The same happened to Tim Stephens, a pastor in Calgary, Alberta. In May and June 2021, Stephens went to prison for gathering his flock. The video of Stephens being taken by authorities from his family is heart-wrenching. His children weep, and Stephens was hauled off. Alongside Stephens, other faithful men have spoken up and taken a stand in Canada as well. Men like Mike Hovland, Steve Richardson, Aaron Rock, Joseph Boot, Samuel Sey, and Steve Bainbridge have put themselves on record as those who will not bow the knee to champagne tyranny. Still others, like Artur Pawlowski--a Protestant of a different religious stripe than the aforementioned men-- have also paid a heavy price for defending religious liberty.

Yet here is something remarkable: the American church has been largely silent about the plight of the Canadian church. Rarely has so much communicative power gone so untapped. Very few pastors, theologians, and religious leaders have supported the persecuted and suffering Canadian church. In America, blessed with huge organizations devoted to the cause of religious liberty and freedom more generally, precious few have spoken in defense of the faithful leaders and congregations of Canada. In fact, over the last couple of years, when Americans (and some Canadians) have spoken up at all about the suffering Canadian pastors, they have done so to oppose them, nitpick their arguments, and generally discourage their bravery.
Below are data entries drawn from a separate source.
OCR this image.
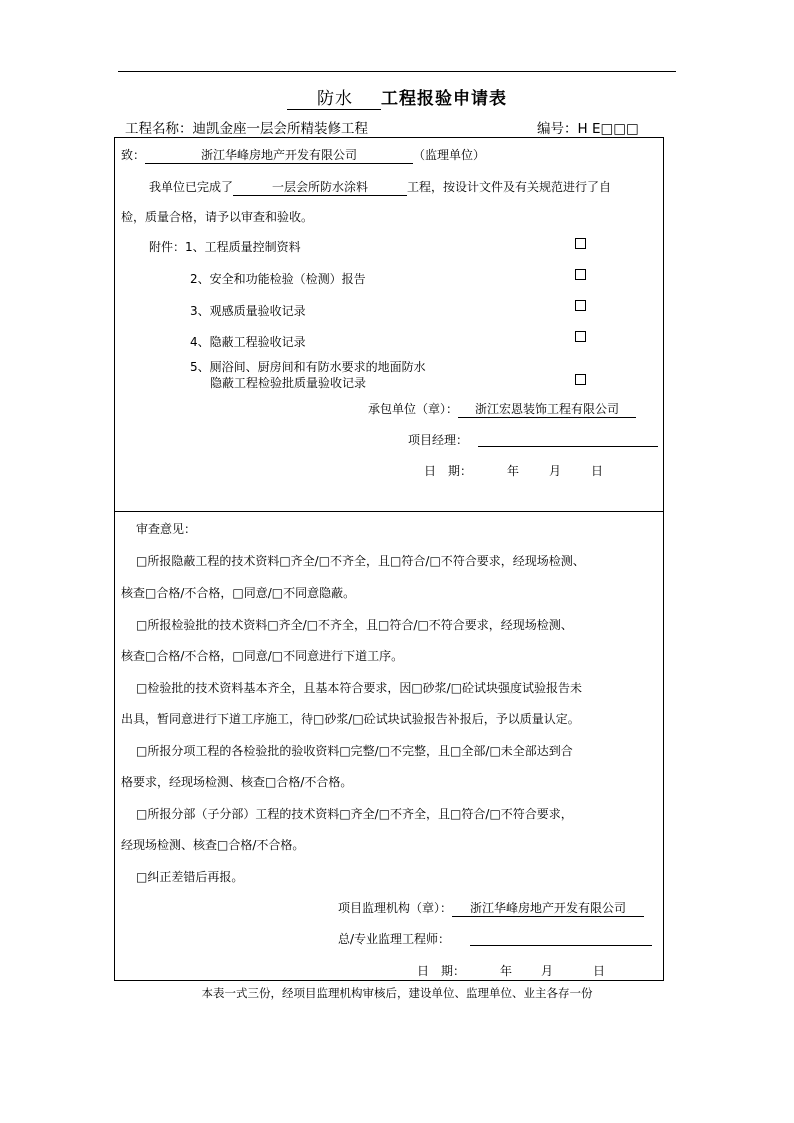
防水 工程报验申请表
工程名称：迪凯金座一层会所精装修工程	编号：H E□□□
致：	浙江华峰房地产开发有限公司	（监理单位）
我单位已完成了	一层会所防水涂料	工程，按设计文件及有关规范进行了自
检，质量合格，请予以审查和验收。
附件：1、工程质量控制资料
2、安全和功能检验（检测）报告
3、观感质量验收记录
4、隐蔽工程验收记录
5、厕浴间、厨房间和有防水要求的地面防水
隐蔽工程检验批质量验收记录
承包单位（章）： 浙江宏恩装饰工程有限公司
项目经理：
日　期：	年 月 日
审查意见：
□所报隐蔽工程的技术资料□齐全/□不齐全，且□符合/□不符合要求，经现场检测、
核查□合格/不合格，□同意/□不同意隐蔽。
□所报检验批的技术资料□齐全/□不齐全，且□符合/□不符合要求，经现场检测、
核查□合格/不合格，□同意/□不同意进行下道工序。
□检验批的技术资料基本齐全，且基本符合要求，因□砂浆/□砼试块强度试验报告未
出具，暂同意进行下道工序施工，待□砂浆/□砼试块试验报告补报后，予以质量认定。
□所报分项工程的各检验批的验收资料□完整/□不完整，且□全部/□未全部达到合
格要求，经现场检测、核查□合格/不合格。
□所报分部（子分部）工程的技术资料□齐全/□不齐全，且□符合/□不符合要求，
经现场检测、核查□合格/不合格。
□纠正差错后再报。
项目监理机构（章）： 浙江华峰房地产开发有限公司
总/专业监理工程师：
日　期：	年 月	日
本表一式三份，经项目监理机构审核后，建设单位、监理单位、业主各存一份
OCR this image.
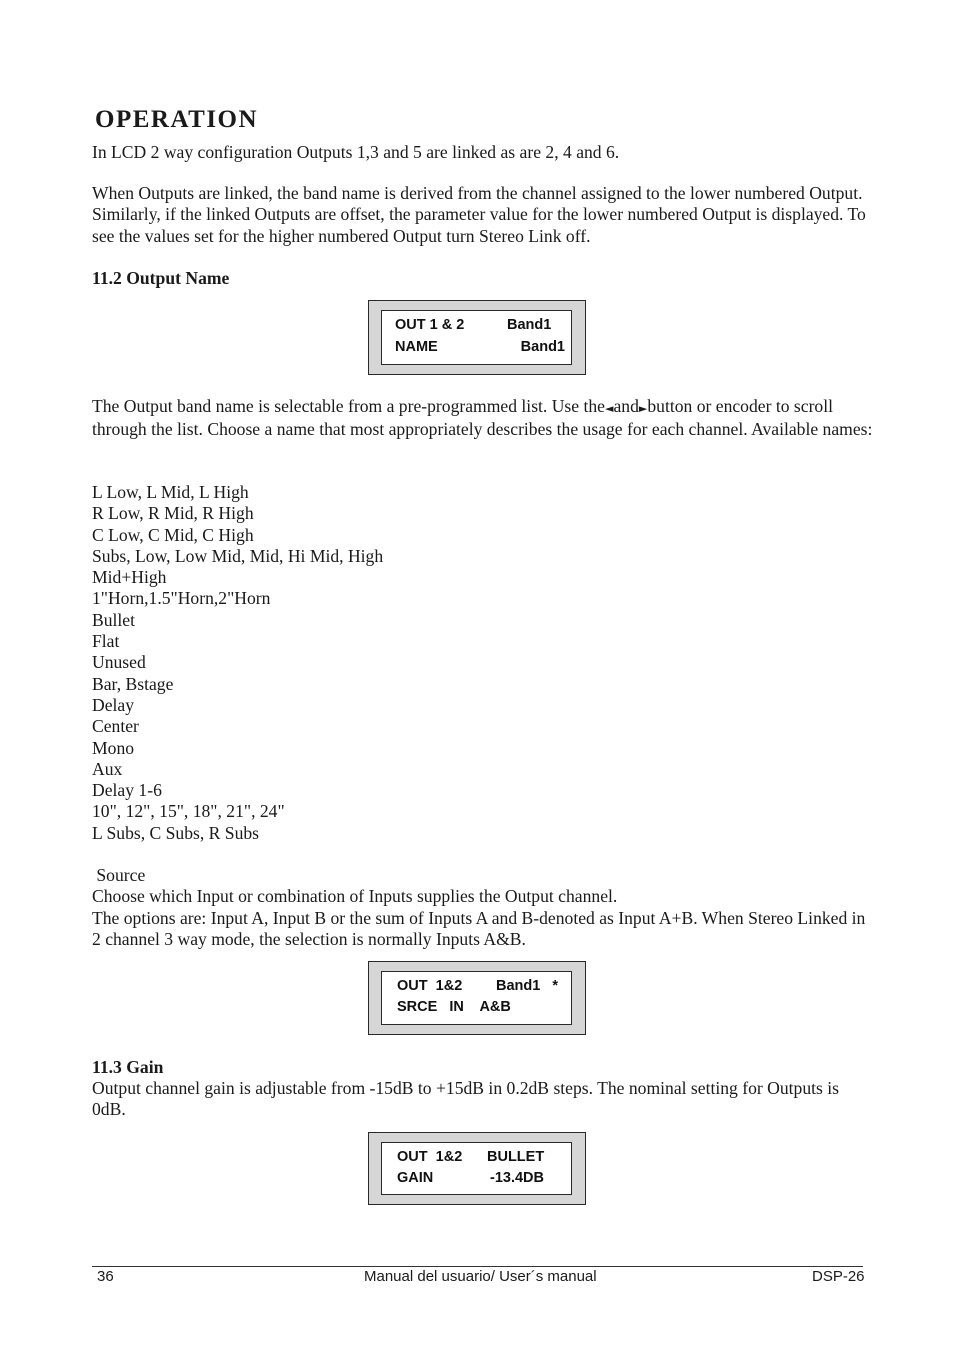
OPERATION

In LCD 2 way configuration Outputs 1,3 and 5 are linked as are 2, 4 and 6.

When Outputs are linked, the band name is derived from the channel assigned to the lower numbered Output. Similarly, if the linked Outputs are offset, the parameter value for the lower numbered Output is displayed. To see the values set for the higher numbered Output turn Stereo Link off.

11.2 Output Name
OUT 1 & 2	Band1
NAME	Band1

The Output band name is selectable from a pre-programmed list. Use the◄and►button or encoder to scroll through the list. Choose a name that most appropriately describes the usage for each channel. Available names:

L Low, L Mid, L High
R Low, R Mid, R High
C Low, C Mid, C High
Subs, Low, Low Mid, Mid, Hi Mid, High
Mid+High
1"Horn,1.5"Horn,2"Horn
Bullet
Flat
Unused
Bar, Bstage
Delay
Center
Mono
Aux
Delay 1-6
10", 12", 15", 18", 21", 24"
L Subs, C Subs, R Subs

Source

Choose which Input or combination of Inputs supplies the Output channel.

The options are: Input A, Input B or the sum of Inputs A and B-denoted as Input A+B. When Stereo Linked in 2 channel 3 way mode, the selection is normally Inputs A&B.

OUT  1&2 Band1   *
SRCE   IN    A&B
11.3 Gain

Output channel gain is adjustable from -15dB to +15dB in 0.2dB steps. The nominal setting for Outputs is 0dB.

OUT  1&2 BULLET
GAIN	-13.4DB
36	Manual del usuario/ User´s manual	DSP-26
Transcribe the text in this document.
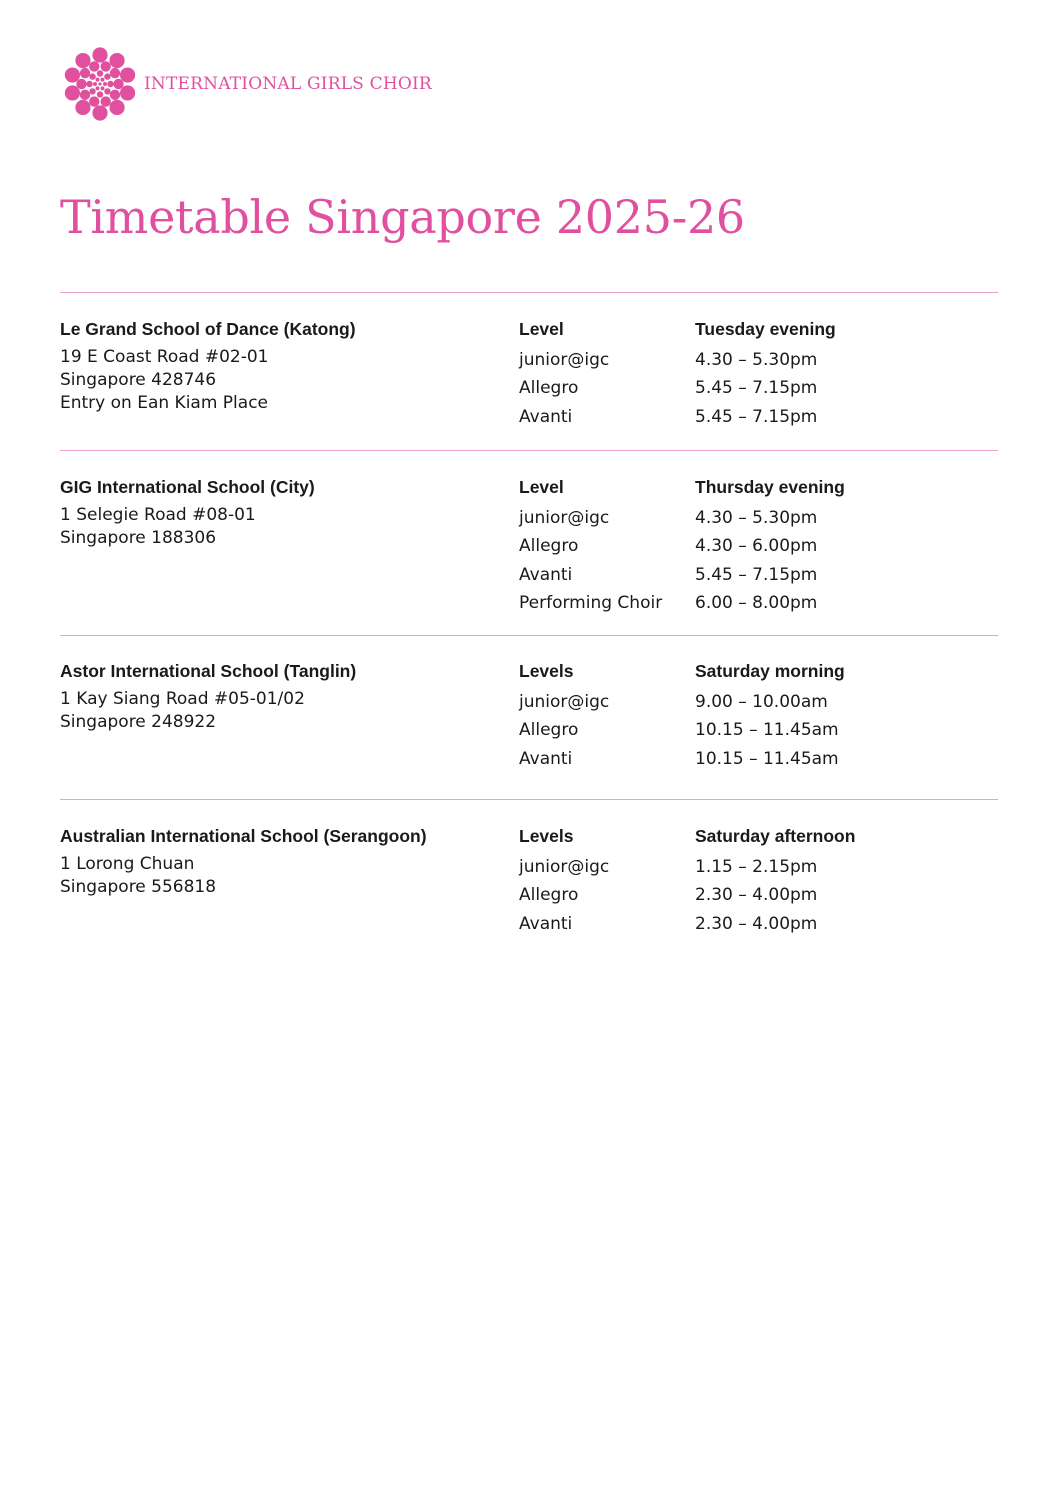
INTERNATIONAL GIRLS CHOIR
Timetable Singapore 2025-26
Le Grand School of Dance (Katong)
19 E Coast Road #02-01
Singapore 428746
Entry on Ean Kiam Place
Level
junior@igc
Allegro
Avanti
Tuesday evening
4.30 – 5.30pm
5.45 – 7.15pm
5.45 – 7.15pm
GIG International School (City)
1 Selegie Road #08-01
Singapore 188306
Level
junior@igc
Allegro
Avanti
Performing Choir
Thursday evening
4.30 – 5.30pm
4.30 – 6.00pm
5.45 – 7.15pm
6.00 – 8.00pm
Astor International School (Tanglin)
1 Kay Siang Road #05-01/02
Singapore 248922
Levels
junior@igc
Allegro
Avanti
Saturday morning
9.00 – 10.00am
10.15 – 11.45am
10.15 – 11.45am
Australian International School (Serangoon)
1 Lorong Chuan
Singapore 556818
Levels
junior@igc
Allegro
Avanti
Saturday afternoon
1.15 – 2.15pm
2.30 – 4.00pm
2.30 – 4.00pm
There is a great more to say about all this. Yet what we should not miss is this: courage is having an effect in Canada, a tremendous effect. It always does. Courage is how movements advance; freedom is what comes from the gospel of Christ, freedom of many kinds. God has done something unprecedented in Canada in recent days, and a nation falling under the shadow of tyranny has awoken. The truckers show us this, as does the massive cross-country opposition to Trudeau's champagne tyranny.

Truly, at this hour, Trudeau is alone. He is not bolstered by a wave of popular opinion. He who has done so much to mask and muzzle the Canadian people is well and truly unmasked. In his common grace, God has let the world see--in Canada and across the world--the totalitarian nature of modern leftism. It is not "live and let live" as an ideology; it is "do what I say or suffer."

Here is the story on the ground, then. Canada is not fallen--not yet. Amidst much travail and real suffering, the true Canada is rising. Long may it rise. We ask not for violence or destruction but a return to liberty, human flourishing, and justice. If it is brave truckers who have lately led the way here, know this: before there were the Canadian truckers, there were the Canadian pastors. Man may oppose them, but God is behind them. What is the emblem of the Christian faith, after all? Light has come into the darkness, and the darkness has not overcome it (John 1:5).

And, we may rightly say, it never will.